Pillar 3: Relationships between citizens or service users

The final set of relationships are those between individuals. Relationships are core to our health, our happiness, our employment prospects, our safety, and our resilience. Public services and the welfare state too often treat people as atomised individuals, without recognising that most people are part of families and communities. Strengthening those relationships usually leads to better outcomes for all.

So the final pillar of relational public services should be a commitment to actively foster and develop the relationships between individuals within a community or network. That could mean job centres working to forge networks of current and former job seekers, skills volunteers, and employers. A relationships mandate could mean health services actively establishing and encouraging peer to peer patient networks, in collaboration with the voluntary sector. It could mean hospitals building communities of their patients and supporters. It could mean schools actively supporting parent-to-parent networking and mutual support.

Systematising the change

Of course, pioneers and thinkers have been exploring for decades how to turn service into relationships, and how to foster community responses and social capital. New Local, a community think tank, argues for what it calls the “Community Paradigm” of public service delivery. Hillary Cottam, in her book Radical Help, argues that we need localised models of long-term, relational support for people and communities, rooted in place and people. She argues for what she calls “New Power,” subverting hierarchies and putting communities in charge of their destinies.

The challenge is that so many of these pioneering approaches gather their strength from their uniqueness. They are tailored not just to the needs but also to the capabilities of the flesh and blood humans who deliver, take part in, and benefit from them. So national policy thinkers have tended to assume that community-based or relational models cannot be scaled, or replicated, and so don’t deserve their attention. That’s misguided.  You can pursue community politics from the national stage if you build the infrastructure to allow local communities to design and develop their own unique approaches. This requires three things:

  • Devolution on a massive scale, from national to local government, and then from local government to community organisations.

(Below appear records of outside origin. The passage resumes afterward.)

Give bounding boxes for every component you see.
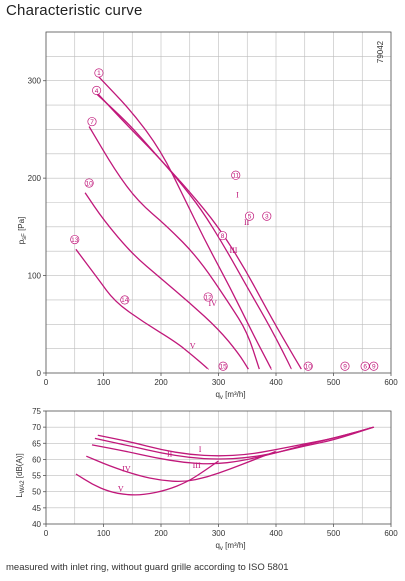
y-tick-label: 0 bbox=[37, 369, 42, 378]
operating-point-label: 8 bbox=[221, 233, 225, 240]
operating-point-marker bbox=[217, 231, 228, 241]
operating-point-marker bbox=[203, 292, 213, 302]
y-tick-label: 40 bbox=[32, 520, 41, 529]
y-axis-label: psF [Pa] bbox=[17, 217, 28, 245]
curve-IV bbox=[86, 450, 277, 483]
operating-point-label: 9 bbox=[372, 363, 376, 370]
pressure-panel: 0 100 200 300 400 500 600 0 100 200 300 qv [m³/h] ps… bbox=[17, 31, 398, 401]
x-tick-label: 0 bbox=[44, 529, 49, 538]
y-tick-label: 45 bbox=[32, 504, 41, 513]
x-tick-label: 200 bbox=[154, 378, 168, 387]
operating-point-marker bbox=[340, 361, 350, 371]
operating-point-label: 4 bbox=[95, 88, 99, 95]
x-tick-label: 500 bbox=[327, 529, 341, 538]
operating-point-marker bbox=[94, 68, 104, 78]
operating-point-marker bbox=[231, 170, 241, 180]
operating-point-marker bbox=[84, 178, 94, 188]
operating-point-label: 9 bbox=[343, 363, 347, 370]
y-tick-label: 55 bbox=[32, 472, 41, 481]
x-tick-label: 100 bbox=[97, 529, 111, 538]
operating-point-label: 10 bbox=[86, 180, 94, 187]
curve-label-IV: IV bbox=[122, 464, 131, 473]
curve-V bbox=[75, 460, 219, 496]
curve-label-III: III bbox=[229, 246, 237, 255]
curve-label-I: I bbox=[199, 445, 202, 454]
x-axis-label: qv [m³/h] bbox=[215, 541, 245, 552]
x-tick-label: 400 bbox=[269, 529, 283, 538]
operating-point-label: 14 bbox=[121, 297, 129, 304]
operating-point-label: 1 bbox=[97, 70, 101, 77]
operating-point-marker bbox=[218, 361, 228, 371]
x-tick-label: 100 bbox=[97, 378, 111, 387]
x-axis-label: qv [m³/h] bbox=[215, 390, 245, 401]
curve-I bbox=[97, 426, 375, 457]
curve-III bbox=[88, 126, 260, 370]
operating-point-label: 6 bbox=[363, 363, 367, 370]
curve-label-V: V bbox=[190, 342, 196, 351]
operating-point-marker bbox=[92, 85, 102, 96]
operating-point-label: 15 bbox=[219, 363, 227, 370]
y-tick-label: 75 bbox=[32, 407, 41, 416]
curve-label-V: V bbox=[118, 484, 124, 493]
curve-label-I: I bbox=[236, 191, 239, 200]
operating-point-marker bbox=[120, 295, 130, 305]
operating-point-marker bbox=[245, 211, 255, 221]
x-tick-label: 300 bbox=[212, 529, 226, 538]
operating-point-marker bbox=[70, 234, 80, 245]
y-axis-label: LWA2 [dB(A)] bbox=[15, 453, 26, 497]
y-tick-label: 200 bbox=[28, 174, 42, 183]
y-tick-label: 70 bbox=[32, 423, 41, 432]
operating-point-label: 5 bbox=[248, 213, 252, 220]
curve-IV bbox=[84, 192, 249, 370]
x-tick-label: 0 bbox=[44, 378, 49, 387]
x-tick-label: 600 bbox=[384, 529, 398, 538]
operating-point-label: 7 bbox=[90, 119, 94, 126]
curve-V bbox=[75, 248, 209, 370]
y-tick-label: 300 bbox=[28, 77, 42, 86]
curve-II bbox=[96, 91, 302, 370]
operating-point-marker bbox=[369, 361, 379, 371]
operating-point-label: 13 bbox=[71, 237, 79, 244]
operating-point-marker bbox=[303, 361, 313, 371]
operating-point-label: 11 bbox=[232, 173, 239, 180]
curve-label-IV: IV bbox=[209, 299, 218, 308]
operating-point-label: 3 bbox=[265, 213, 269, 220]
drawing-code: 79042 bbox=[376, 40, 385, 63]
y-tick-label: 65 bbox=[32, 439, 41, 448]
curve-label-III: III bbox=[193, 461, 201, 470]
y-tick-label: 60 bbox=[32, 455, 41, 464]
operating-point-label: 12 bbox=[205, 294, 213, 301]
operating-point-marker bbox=[262, 211, 272, 221]
x-tick-label: 600 bbox=[384, 378, 398, 387]
curve-label-II: II bbox=[167, 450, 173, 459]
x-tick-label: 300 bbox=[212, 378, 226, 387]
footer-note: measured with inlet ring, without guard … bbox=[6, 562, 289, 573]
x-tick-label: 200 bbox=[154, 529, 168, 538]
curve-label-II: II bbox=[244, 218, 250, 227]
sound-panel: 0 100 200 300 400 500 600 40 45 50 55 60 65 70 75 qv [m… bbox=[15, 407, 398, 552]
x-tick-label: 500 bbox=[327, 378, 341, 387]
y-tick-label: 100 bbox=[28, 272, 42, 281]
operating-point-marker bbox=[87, 117, 97, 127]
curve-III bbox=[91, 426, 375, 465]
operating-point-label: 10 bbox=[305, 363, 313, 370]
page-title: Characteristic curve bbox=[6, 2, 143, 19]
curve-unnamed-1 bbox=[94, 91, 293, 370]
curve-II bbox=[94, 426, 374, 460]
x-tick-label: 400 bbox=[269, 378, 283, 387]
curve-I bbox=[97, 75, 273, 370]
y-tick-label: 50 bbox=[32, 488, 41, 497]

  • Cross-service collaboration in local areas, so that funding can be brought together across public service silos.

  • Humility from public service leaders at all levels, shifting the goal completely from trying to get people to do what the experts want them to, to building up community and individual capacity and capability to resolve their own problems in their own ways.

You can pursue community politics from the national stage if you build the infrastructure to allow local communities to design and develop their own unique approaches.

Pandemic and demographic pressures are not going anywhere. There is both a compelling need and a unique opportunity for us to try an alternative way of driving change through our public service systems. For a generation or more, we have assumed the greatest efficiency will come from the greatest standardisation. That assumption has to be replaced with the understanding that only personalisation has a chance of succeeding in the complex human systems that create, sustain, or reduce need.